MiHUBx wird ein digitaler Raum sein, der wachstumsfähig ist und es den verschiedenen Akteuren im Gesundheitswesen ermöglicht, zielgerichtet miteinander zu kommunizieren.

DLR Projektträger/BMBF

Gute Ideen und engagierte, innovative Projekte zur Gesundheitsversorgung gibt es in Sachsen reichlich: Allein in den vergangenen zehn Jahren wurden über 70 von ihnen von der öffentlichen Hand gefördert. Bisher haben die Projekte jedoch individuell – beispielsweise in Bezug auf eine bestimmte Krankheit oder einen speziellen Bereich – untersucht, wie sich die Patientenversorgung durch sektorübergreifende und telemedizinische Projekte verbessern lässt. In dem vom Bundesministerium für Bildung und Forschung (BMBF) geförderten Digitalen Fortschrittshub MiHUBx (Medical Informatics Hub in Saxony) läuft nun der Aufbau einer unterstützenden Infrastruktur, die zukünftig die Akteure des Gesundheitswesens besser vernetzen will.

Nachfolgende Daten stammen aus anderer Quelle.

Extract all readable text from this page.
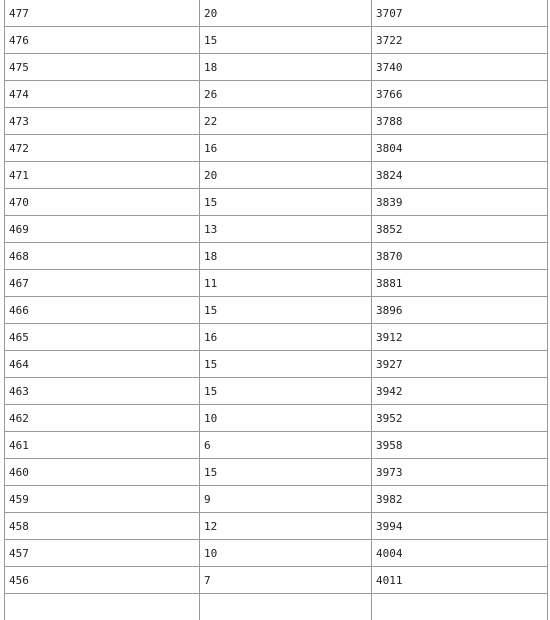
477	20	3707
476	15	3722
475	18	3740
474	26	3766
473	22	3788
472	16	3804
471	20	3824
470	15	3839
469	13	3852
468	18	3870
467	11	3881
466	15	3896
465	16	3912
464	15	3927
463	15	3942
462	10	3952
461	6	3958
460	15	3973
459	9	3982
458	12	3994
457	10	4004
456	7	4011
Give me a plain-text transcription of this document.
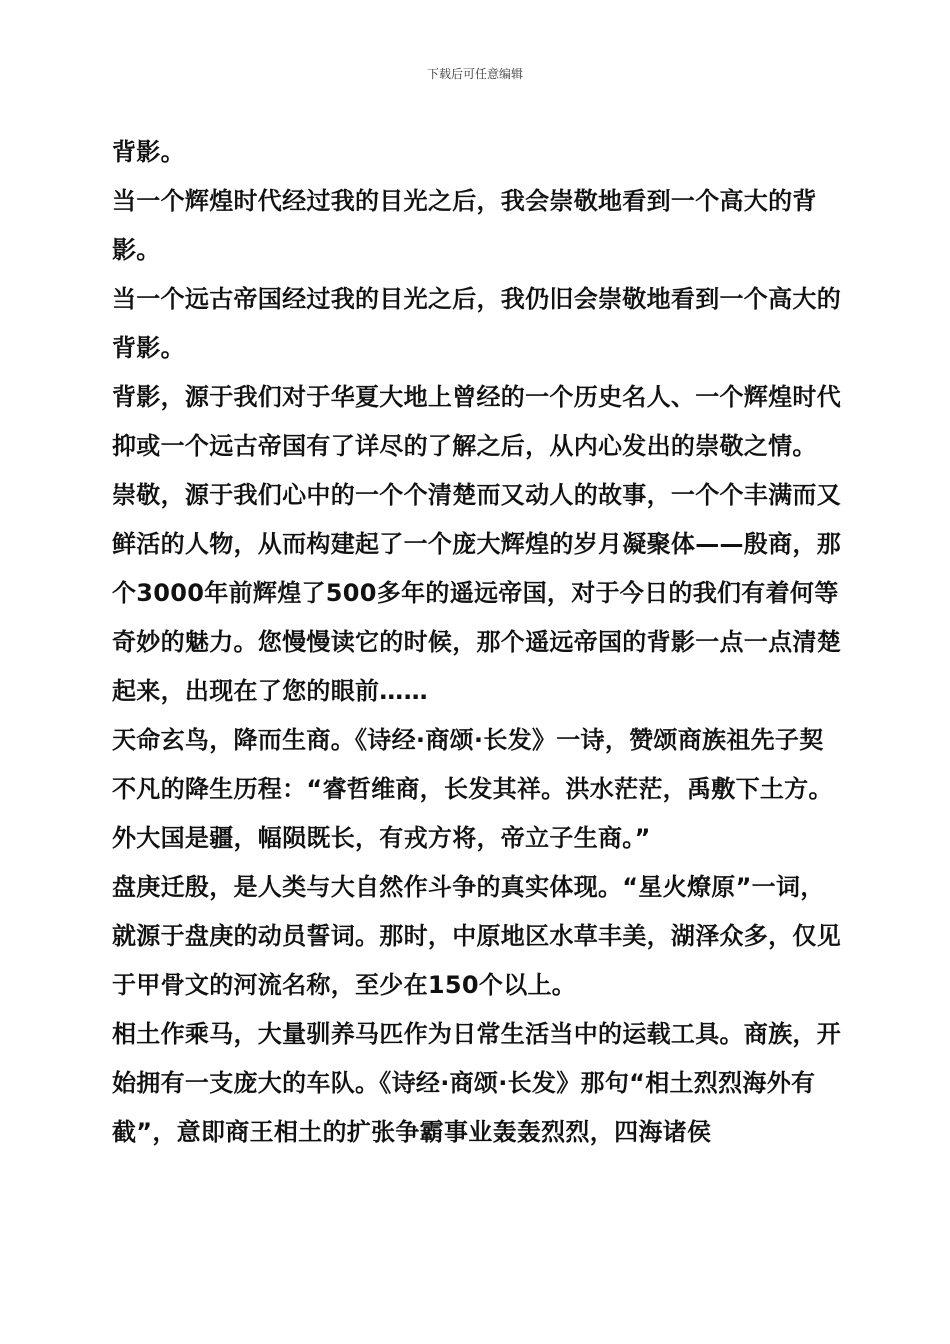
下载后可任意编辑

背影。

当一个辉煌时代经过我的目光之后，我会崇敬地看到一个高大的背影。

当一个远古帝国经过我的目光之后，我仍旧会崇敬地看到一个高大的背影。

背影，源于我们对于华夏大地上曾经的一个历史名人、一个辉煌时代抑或一个远古帝国有了详尽的了解之后，从内心发出的崇敬之情。

崇敬，源于我们心中的一个个清楚而又动人的故事，一个个丰满而又鲜活的人物，从而构建起了一个庞大辉煌的岁月凝聚体——殷商，那个3000年前辉煌了500多年的遥远帝国，对于今日的我们有着何等奇妙的魅力。您慢慢读它的时候，那个遥远帝国的背影一点一点清楚起来，出现在了您的眼前……

天命玄鸟，降而生商。《诗经·商颂·长发》一诗，赞颂商族祖先子契不凡的降生历程：“睿哲维商，长发其祥。洪水茫茫，禹敷下土方。外大国是疆，幅陨既长，有戎方将，帝立子生商。”

盘庚迁殷，是人类与大自然作斗争的真实体现。“星火燎原”一词，就源于盘庚的动员誓词。那时，中原地区水草丰美，湖泽众多，仅见于甲骨文的河流名称，至少在150个以上。

相土作乘马，大量驯养马匹作为日常生活当中的运载工具。商族，开始拥有一支庞大的车队。《诗经·商颂·长发》那句“相土烈烈海外有截”，意即商王相土的扩张争霸事业轰轰烈烈，四海诸侯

Kommunikation ist der Schlüssel

Prof. Dr. Martin Sedlmayr

Prof. Dr. Martin Sedlmayr ist Direktor des Zentrums für Medizinische Informatik der Hochschulmedizin Dresden. Er koordiniert den FortschrittsHUB MiHUBx.

TU Dresden

„Möglichkeiten von morgen ergeben sich aus der Diskussion der Erfahrungen von heute. Wir wollen einen digitalen Raum schaffen, der wachstumsfähig ist und es allen Beteiligten ermöglicht, zielgerichtet miteinander zu kommunizieren“, fasst Verbundkoordinator Prof. Dr. Martin Sedlmayr von der Medizinischen Fakultät der Technischen Universität Dresden zusammen. „Leider wird die Kommunikation – der Datenaustausch – häufig durch technische Hürden und Regularien erschwert. Unser Hub erleichtert diese Kommunikation, in dem er Daten strukturierter, kontinuierlicher und umfassender als bisher zur Verfügung stellt.“

Als ein virtuelles „Ökosystem“ bezeichnet Sedlmayr das MiHUBx-Projekt, um den nachhaltigen Ansatz des Projekts zu skizzieren: „Wir müssen das Rad nicht völlig neu erfinden, sondern Erkenntnisse zu einer flexiblen Infrastruktur zusammenführen und für alle Beteiligten datenschutzkonform nutzbar machen“. Die Beteiligten – das sind beispielsweise Patientinnen und Patienten, die von modernen und passgenauen Therapien profitieren können, Forschende, die insbesondere bei komplexen Krankheitsbildern schneller die notwendigen Daten für ihre Studien gewinnen können und Ärztinnen und Ärzte, die mithilfe neuer Erkenntnisse beispielsweise eine fundierte Entscheidungshilfe bei komplexen therapeutischen Fragestellungen angeboten bekommen.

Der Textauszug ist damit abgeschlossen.